Fortunately Réka Pigniczky’s film, the Incubator was not afflicted by poverty either. Maybe because the film-maker was born in America, where she began her career as a newspaper reporter, she keeps a close hand on the material.
This is an extremely personal film, just like the director’s previous work entitled Hazatérés: Egy
szabadságharcos története, (Coming Home – A Freedom Fighter’s Tale) a story in which she researched her father’s role in the revolution of 1956. In her new film, a more sensitive balance had to be attempted, since the director is searching for answers to her own personal problems.

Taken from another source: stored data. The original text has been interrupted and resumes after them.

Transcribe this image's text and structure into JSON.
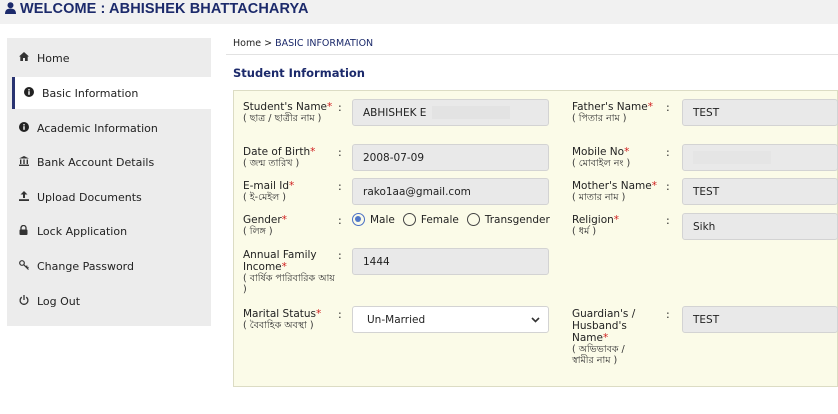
{
  "header": {
    "title": "WELCOME : ABHISHEK BHATTACHARYA",
    "user_icon": "user-icon"
  },
  "sidebar": {
    "items": [
      {
        "label": "Home",
        "icon": "home-icon",
        "glyph": "⌂"
      },
      {
        "label": "Basic Information",
        "icon": "info-icon",
        "glyph": "ℹ"
      },
      {
        "label": "Academic Information",
        "icon": "info-icon",
        "glyph": "ℹ"
      },
      {
        "label": "Bank Account Details",
        "icon": "bank-icon",
        "glyph": "⌂"
      },
      {
        "label": "Upload Documents",
        "icon": "upload-icon",
        "glyph": "⤒"
      },
      {
        "label": "Lock Application",
        "icon": "lock-icon",
        "glyph": "🔒"
      },
      {
        "label": "Change Password",
        "icon": "key-icon",
        "glyph": "⚿"
      },
      {
        "label": "Log Out",
        "icon": "power-icon",
        "glyph": "⏻"
      }
    ],
    "active_index": 1
  },
  "breadcrumb": {
    "home": "Home",
    "separator": " > ",
    "current": "BASIC INFORMATION"
  },
  "section_title": "Student Information",
  "form": {
    "student_name": {
      "label": "Student's Name",
      "req": "*",
      "sub": "( ছাত্র / ছাত্রীর নাম )",
      "value": "ABHISHEK  E"
    },
    "dob": {
      "label": "Date of Birth",
      "req": "*",
      "sub": "( জন্ম তারিখ )",
      "value": "2008-07-09"
    },
    "email": {
      "label": "E-mail Id",
      "req": "*",
      "sub": "( ই-মেইল )",
      "value": "rako1aa@gmail.com"
    },
    "gender": {
      "label": "Gender",
      "req": "*",
      "sub": "( লিঙ্গ )",
      "options": [
        "Male",
        "Female",
        "Transgender"
      ],
      "selected": "Male"
    },
    "income": {
      "label": "Annual Family Income",
      "req": "*",
      "sub": "( বার্ষিক পারিবারিক আয় )",
      "value": "1444"
    },
    "marital": {
      "label": "Marital Status",
      "req": "*",
      "sub": "( বৈবাহিক অবস্থা )",
      "value": "Un-Married"
    },
    "father": {
      "label": "Father's Name",
      "req": "*",
      "sub": "( পিতার নাম )",
      "value": "TEST"
    },
    "mobile": {
      "label": "Mobile No",
      "req": "*",
      "sub": "( মোবাইল নং )",
      "value": ""
    },
    "mother": {
      "label": "Mother's Name",
      "req": "*",
      "sub": "( মাতার নাম )",
      "value": "TEST"
    },
    "religion": {
      "label": "Religion",
      "req": "*",
      "sub": "( ধর্ম )",
      "value": "Sikh"
    },
    "guardian": {
      "label": "Guardian's / Husband's Name",
      "req": "*",
      "sub": "( অভিভাবক / স্বামীর নাম )",
      "value": "TEST"
    }
  },
  "colon": ":"
}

She inspects the lives, and the way in which they relate to their Hungarian background, of the children of those Hungarians who emigrated in 1956, a generation which was not only born and socialized in America, but whose members in certain circumstances speak English a lot better than Hungarian. She wants to know what happens to those who by chance, after the regime change, become “visszidens”, those who return to the home of their parents. As in the case of the director. There is a truly splendid scene in which, in 1984, the cast of Incubator, in a scout camp – an indispensible place to attain an American–Hungarian identity – performed István, a király (Stephen, the King). They meet again after twenty-five years, this time as adults, and prepare a repeat performance of the rock opera. “This will be very awkward or very cathartic or both,” wrote the director in the synopsis of the film. But it was not really awkward; instead it was cute, ironic, and thought-provoking. It is even touching when a little girl of three or four years sings the songs without a single mistake because she has learnt them by heart from her parents CD collection. The continuity is unquestionable. The current guests of the scout camp are in their forties and speak their mother tongue with an accent and with mistakes, but they speak it, nonetheless and somehow they are attached to their country and their culture which they only learned because their parents requested them to. In many instances, they only attended Hungarian Sunday School because a visit to McDonald’s was their reward. But they do not regret their dual identity. They became richer, not financially but in the spirit and the soul. It is not easy to answer the question of where one’s home really lies, for those who were born abroad and who returned to the homeland of their parents. The sociological studies of Károly Nagy unequivocally prove that the number of North American Hungarians is declining, as is the case in South America, and among Hungarians living beyond the state borders. And of those living within the borders as well, but that is a different question altogether. A close-up look into the lives of dissidents and “vissidents” is an unusual experience.
We feel how little authentic information actually came through the Iron Curtain about those Hungarians who lived far from their homes. On occasion, it would have been more beneficial if Réka Pigniczky, functioning as an actor, reporter, executive editor, and director, would have entrusted the task of director to someone else. There are times when she is just not able to get a grip on the various processes. As a result, the film is at times a little unrestrained, a little wild – but not necessarily long. This was a movie which longed to be made.